Whilst most people might struggle through life gathering titles such as 'lover', 'co-worker', 'the smelly one on the bus', 'the one who always drinks too much at parties and ends up being sick on themselves/their friends/people in the street', not many could manage to accumulate 'photojournalist, political activist, fugitive and veteran of the 1960s New York scene.' Those kinds of accolades take some serious grit. For legendary photographer Nat Finkelstein though it’s all in a life’s work.
Finkelstein passed away in October of last year, but he leaves behind him a legacy of ballsy moves and iconic work that will ensure he’s never consigned to the scrapheap of mediocre crowd-pleasing snappers.

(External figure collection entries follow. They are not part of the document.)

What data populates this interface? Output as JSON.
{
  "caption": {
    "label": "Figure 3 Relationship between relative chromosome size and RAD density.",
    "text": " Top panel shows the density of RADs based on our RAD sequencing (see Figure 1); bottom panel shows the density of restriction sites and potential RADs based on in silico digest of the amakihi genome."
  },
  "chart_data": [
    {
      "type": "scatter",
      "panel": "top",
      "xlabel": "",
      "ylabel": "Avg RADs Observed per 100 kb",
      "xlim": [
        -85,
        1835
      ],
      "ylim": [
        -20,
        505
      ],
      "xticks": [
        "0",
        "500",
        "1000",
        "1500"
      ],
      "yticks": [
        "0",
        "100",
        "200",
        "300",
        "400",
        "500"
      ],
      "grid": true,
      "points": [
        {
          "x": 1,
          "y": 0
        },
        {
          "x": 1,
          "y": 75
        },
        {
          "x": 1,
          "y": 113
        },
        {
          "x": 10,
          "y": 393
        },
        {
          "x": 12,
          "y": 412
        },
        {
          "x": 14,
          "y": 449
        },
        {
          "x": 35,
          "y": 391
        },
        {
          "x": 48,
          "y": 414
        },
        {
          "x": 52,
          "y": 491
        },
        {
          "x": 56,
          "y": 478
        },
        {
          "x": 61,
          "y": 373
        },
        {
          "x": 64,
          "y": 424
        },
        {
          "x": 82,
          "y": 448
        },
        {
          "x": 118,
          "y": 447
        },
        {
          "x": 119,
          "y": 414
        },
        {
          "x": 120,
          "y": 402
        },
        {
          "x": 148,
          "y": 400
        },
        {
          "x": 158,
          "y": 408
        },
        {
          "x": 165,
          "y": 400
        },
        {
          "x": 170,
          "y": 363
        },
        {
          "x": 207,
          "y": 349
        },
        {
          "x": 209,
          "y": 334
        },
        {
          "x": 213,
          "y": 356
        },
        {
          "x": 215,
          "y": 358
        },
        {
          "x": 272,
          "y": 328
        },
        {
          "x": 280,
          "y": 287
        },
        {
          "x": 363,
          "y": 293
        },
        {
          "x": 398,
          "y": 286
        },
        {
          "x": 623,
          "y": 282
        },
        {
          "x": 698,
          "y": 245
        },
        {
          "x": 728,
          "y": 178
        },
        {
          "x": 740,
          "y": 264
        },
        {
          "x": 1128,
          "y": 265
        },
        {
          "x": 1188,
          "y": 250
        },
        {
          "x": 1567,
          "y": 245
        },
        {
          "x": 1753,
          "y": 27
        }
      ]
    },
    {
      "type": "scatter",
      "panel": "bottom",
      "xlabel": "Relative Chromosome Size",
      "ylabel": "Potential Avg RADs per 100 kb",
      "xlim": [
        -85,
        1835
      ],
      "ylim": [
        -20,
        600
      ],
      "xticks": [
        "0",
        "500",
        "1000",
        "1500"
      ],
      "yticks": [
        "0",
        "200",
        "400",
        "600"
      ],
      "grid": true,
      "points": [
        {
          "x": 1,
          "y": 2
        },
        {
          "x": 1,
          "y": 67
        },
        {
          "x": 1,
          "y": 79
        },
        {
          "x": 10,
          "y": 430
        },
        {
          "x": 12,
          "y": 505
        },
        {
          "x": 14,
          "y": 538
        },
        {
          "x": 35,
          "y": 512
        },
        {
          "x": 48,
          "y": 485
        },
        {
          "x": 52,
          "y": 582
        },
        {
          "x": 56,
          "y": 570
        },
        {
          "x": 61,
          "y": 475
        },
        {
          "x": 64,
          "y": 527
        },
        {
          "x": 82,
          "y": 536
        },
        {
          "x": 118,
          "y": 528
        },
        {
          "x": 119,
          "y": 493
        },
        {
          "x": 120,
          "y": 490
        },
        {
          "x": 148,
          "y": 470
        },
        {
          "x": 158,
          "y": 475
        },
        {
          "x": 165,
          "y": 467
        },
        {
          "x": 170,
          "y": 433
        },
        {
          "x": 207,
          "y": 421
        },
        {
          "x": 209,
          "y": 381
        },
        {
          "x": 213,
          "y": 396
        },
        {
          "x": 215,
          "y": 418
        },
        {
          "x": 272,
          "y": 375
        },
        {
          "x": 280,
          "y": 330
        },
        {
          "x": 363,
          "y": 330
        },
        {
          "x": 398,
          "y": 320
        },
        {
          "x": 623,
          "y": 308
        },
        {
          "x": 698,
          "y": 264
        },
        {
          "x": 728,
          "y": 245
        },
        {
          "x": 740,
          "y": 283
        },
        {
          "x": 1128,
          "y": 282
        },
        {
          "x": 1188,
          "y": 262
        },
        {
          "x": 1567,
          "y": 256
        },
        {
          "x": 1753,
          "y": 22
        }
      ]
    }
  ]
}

Starting out studying photography and design under Alexey Brodovitch, the legendary art director of Harper's Bazaar, Finkelstein then went on to work as a photojournalist for the PIX and Black Star photo agencies during the 60s, with a focus on emergent subcultures and the civil rights movement. In 1964, Finkelstein became court photographer in Andy Warhol's Factory where he stayed for three years shooting the work for which he is now probably best known. Following this – and literally from one extreme to the other - Finkelstein then spent fifteen years on the Silk Road in the Middle East, forced to give up photography after becoming a fugitive from the US when a warrant was issued for his arrest as a result of his work with The Black Panthers.
The exhibition of his work currently on show at the Ideas Generation Gallery in Bethnal Green is full of iconic black and white shots of Warhol and his followers that are fascinatingly intimate and compelling because of who’s in them and the insights they give. There’s also some of the type of work Finkelstein did with The Black Panthers that generated the warrant for his arrest and the subsequent escape east. So if you're curious about why all those accolades were acquired, take a look - it’s all there in black and white.